UN Deputy Humanitarian Chief Katherine Bragg said Sudan’s move was not consistent with prior assurances from Khartoum on the security of aid missions in the event a warrant was issued.
“These actions are contrary to the assurances we received that humanitarian operations would continue and be protected,” she told reporters.
Bragg said the United Nations had contingency plans in the event some NGOs would cease operation but, she added, “the scale and the immediacy … is a bit of a surprise.”
Foreign agencies in Sudan provide essential aid to the estimated 2.7 million people made homeless by the war in Darfur.

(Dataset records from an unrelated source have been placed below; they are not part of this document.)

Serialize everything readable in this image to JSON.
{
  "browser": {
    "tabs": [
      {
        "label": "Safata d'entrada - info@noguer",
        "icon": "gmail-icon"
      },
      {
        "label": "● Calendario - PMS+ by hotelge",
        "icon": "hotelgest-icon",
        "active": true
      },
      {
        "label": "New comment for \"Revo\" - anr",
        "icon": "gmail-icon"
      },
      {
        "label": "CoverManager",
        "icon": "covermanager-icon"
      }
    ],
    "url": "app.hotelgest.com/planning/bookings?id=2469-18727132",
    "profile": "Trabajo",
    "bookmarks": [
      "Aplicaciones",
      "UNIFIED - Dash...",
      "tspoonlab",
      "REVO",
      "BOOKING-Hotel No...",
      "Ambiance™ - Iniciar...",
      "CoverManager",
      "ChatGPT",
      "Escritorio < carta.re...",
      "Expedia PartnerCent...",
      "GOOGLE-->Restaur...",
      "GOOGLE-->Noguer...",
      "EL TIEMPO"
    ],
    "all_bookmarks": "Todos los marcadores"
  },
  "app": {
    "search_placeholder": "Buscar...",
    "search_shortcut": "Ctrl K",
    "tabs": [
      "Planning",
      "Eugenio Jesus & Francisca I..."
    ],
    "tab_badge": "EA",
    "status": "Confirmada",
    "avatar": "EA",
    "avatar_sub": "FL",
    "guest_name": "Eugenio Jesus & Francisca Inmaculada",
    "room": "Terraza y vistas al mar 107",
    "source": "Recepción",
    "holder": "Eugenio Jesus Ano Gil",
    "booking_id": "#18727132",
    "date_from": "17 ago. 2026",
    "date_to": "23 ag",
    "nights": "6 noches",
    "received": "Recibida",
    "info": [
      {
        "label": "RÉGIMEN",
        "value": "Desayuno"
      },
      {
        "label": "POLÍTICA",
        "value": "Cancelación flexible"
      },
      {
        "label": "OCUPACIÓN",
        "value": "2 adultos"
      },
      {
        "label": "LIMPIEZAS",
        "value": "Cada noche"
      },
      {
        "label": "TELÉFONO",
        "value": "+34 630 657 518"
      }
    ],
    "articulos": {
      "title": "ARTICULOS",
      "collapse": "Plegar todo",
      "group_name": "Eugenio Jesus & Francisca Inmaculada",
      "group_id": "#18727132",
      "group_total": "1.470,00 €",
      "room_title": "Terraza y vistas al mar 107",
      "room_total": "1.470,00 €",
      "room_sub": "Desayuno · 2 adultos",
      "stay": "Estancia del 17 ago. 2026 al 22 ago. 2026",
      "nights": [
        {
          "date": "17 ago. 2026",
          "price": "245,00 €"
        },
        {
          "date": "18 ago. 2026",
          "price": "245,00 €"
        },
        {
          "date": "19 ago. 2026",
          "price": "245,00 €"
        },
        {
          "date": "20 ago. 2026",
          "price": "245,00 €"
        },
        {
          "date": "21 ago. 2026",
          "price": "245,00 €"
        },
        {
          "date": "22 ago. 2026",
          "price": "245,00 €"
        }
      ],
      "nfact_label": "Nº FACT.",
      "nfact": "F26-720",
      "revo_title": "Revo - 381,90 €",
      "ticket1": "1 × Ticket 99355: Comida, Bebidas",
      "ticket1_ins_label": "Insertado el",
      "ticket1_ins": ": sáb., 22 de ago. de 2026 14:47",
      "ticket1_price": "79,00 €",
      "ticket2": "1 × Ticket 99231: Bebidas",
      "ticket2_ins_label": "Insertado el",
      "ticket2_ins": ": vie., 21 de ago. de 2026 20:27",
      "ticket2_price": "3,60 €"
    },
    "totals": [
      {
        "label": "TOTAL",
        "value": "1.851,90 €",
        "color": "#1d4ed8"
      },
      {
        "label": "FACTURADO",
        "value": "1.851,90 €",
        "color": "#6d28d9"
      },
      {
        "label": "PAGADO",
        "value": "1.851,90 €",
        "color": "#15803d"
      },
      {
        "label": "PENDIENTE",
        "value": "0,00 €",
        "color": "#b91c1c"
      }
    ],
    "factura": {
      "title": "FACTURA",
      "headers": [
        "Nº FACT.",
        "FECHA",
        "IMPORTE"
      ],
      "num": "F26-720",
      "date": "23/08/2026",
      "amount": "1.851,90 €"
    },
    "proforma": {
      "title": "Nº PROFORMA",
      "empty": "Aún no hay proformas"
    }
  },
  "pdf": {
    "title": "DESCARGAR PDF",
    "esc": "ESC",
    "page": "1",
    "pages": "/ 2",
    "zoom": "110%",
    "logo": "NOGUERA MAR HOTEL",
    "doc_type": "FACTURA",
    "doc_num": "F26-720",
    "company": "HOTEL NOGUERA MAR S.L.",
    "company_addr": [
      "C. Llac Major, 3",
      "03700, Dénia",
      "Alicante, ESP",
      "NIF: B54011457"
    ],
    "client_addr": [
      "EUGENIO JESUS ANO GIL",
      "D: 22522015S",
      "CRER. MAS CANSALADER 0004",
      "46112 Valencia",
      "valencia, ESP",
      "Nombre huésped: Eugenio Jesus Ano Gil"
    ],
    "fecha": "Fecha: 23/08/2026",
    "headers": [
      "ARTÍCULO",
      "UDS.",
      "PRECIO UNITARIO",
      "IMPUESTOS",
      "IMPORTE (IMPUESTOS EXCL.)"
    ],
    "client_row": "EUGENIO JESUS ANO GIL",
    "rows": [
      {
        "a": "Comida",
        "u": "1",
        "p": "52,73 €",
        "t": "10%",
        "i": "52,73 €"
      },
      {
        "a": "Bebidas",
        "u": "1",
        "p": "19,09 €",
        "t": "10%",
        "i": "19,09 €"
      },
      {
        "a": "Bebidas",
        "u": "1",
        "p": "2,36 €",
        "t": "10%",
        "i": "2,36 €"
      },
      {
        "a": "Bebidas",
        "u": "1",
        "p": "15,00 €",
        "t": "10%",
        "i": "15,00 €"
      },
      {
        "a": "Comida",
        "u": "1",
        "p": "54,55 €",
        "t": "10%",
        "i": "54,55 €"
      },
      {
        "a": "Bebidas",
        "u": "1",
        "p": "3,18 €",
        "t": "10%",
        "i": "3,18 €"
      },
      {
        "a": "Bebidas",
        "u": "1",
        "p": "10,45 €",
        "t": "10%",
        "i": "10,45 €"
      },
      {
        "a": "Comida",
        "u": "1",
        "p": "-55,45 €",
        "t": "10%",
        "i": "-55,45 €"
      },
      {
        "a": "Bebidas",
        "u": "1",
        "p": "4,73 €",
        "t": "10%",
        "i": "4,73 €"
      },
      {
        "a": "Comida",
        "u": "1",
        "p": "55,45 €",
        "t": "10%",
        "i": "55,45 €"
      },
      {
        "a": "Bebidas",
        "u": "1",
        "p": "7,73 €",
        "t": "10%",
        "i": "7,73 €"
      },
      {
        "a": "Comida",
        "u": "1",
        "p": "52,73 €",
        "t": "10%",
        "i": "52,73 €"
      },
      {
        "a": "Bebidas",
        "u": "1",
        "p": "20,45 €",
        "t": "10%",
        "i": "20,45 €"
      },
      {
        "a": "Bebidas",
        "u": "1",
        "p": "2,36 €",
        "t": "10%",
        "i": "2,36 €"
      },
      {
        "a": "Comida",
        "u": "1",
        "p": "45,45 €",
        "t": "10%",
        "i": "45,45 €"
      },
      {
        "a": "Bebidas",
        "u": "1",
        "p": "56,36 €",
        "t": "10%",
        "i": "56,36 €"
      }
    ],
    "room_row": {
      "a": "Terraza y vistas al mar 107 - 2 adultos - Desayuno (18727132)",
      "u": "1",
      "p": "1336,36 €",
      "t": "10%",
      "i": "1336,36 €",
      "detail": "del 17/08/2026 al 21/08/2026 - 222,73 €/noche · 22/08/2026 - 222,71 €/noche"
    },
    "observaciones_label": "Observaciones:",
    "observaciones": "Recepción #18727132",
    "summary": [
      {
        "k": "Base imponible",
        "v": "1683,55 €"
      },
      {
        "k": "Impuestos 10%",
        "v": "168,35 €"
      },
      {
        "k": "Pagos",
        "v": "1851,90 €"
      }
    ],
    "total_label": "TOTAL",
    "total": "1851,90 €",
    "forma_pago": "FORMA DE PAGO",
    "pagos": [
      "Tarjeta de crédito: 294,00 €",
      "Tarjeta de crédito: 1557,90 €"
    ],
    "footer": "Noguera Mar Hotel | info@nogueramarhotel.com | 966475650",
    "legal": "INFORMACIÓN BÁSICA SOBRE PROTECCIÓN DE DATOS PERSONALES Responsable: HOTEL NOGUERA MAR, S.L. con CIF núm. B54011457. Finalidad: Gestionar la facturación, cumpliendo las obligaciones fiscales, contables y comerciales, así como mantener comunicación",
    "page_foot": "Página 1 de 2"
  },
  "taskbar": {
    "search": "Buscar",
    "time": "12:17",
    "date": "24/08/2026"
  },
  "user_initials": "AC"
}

Beshir told a cabinet meeting that the number of expelled aid groups was 10, but Sudan’s humanitarian affairs chief Hassabo Mohammed Abdel Rahman said more could be expelled, accusing those already ordered out of collaborating with the ICC by sending “fabricated evidence… about genocide.”
Between 200-300 foreign staff are estimated to be affected.
MSF warned the expulsions will have “terrible consequences” for the people of Darfur.
Security has also been beefed up around foreign embassies amid fears of reprisals and expatriates have been urged to avoid public places.
The Sudanese army broadcast a stark warning on state radio against anyone trying to exploit the court decision and world leaders have called for restraint.